Parte do grupo passou praticamente a vida inteira no local. Segundo a fiscalização, alguns nasceram na própria fazenda e constituíram família ali. As moradias onde viviam eram feitas de barro e madeira e apresentavam paredes e telhados deteriorados. Também houve relato de um desabamento ocorrido anteriormente. Sem banheiro, os trabalhadores utilizavam um buraco improvisado, cercado por lonas e estacas, para fazer as necessidades.
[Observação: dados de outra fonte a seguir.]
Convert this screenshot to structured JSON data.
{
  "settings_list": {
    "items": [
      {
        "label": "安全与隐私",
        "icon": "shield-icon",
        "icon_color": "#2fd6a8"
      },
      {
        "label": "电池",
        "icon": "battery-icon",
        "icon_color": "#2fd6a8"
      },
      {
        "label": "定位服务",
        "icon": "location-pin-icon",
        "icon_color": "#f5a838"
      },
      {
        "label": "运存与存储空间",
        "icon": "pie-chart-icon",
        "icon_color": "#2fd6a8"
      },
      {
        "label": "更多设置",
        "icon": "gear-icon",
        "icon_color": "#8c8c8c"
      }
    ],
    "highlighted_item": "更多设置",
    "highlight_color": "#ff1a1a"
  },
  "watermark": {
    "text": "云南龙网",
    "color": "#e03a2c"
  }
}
A falta de condições básicas se estendia ao acesso à água. Fontes e riachos eram utilizados para abastecimento, inclusive para consumo. Durante o trabalho, os trabalhadores ainda percorriam longas distâncias entre as plantações e as residências, em trajetos que podiam levar uma hora. Em alguns momentos, a produção de piaçava era carregada sobre a cabeça, sem fornecimentode equipamentos de proteção individual ou treinamento de segurança.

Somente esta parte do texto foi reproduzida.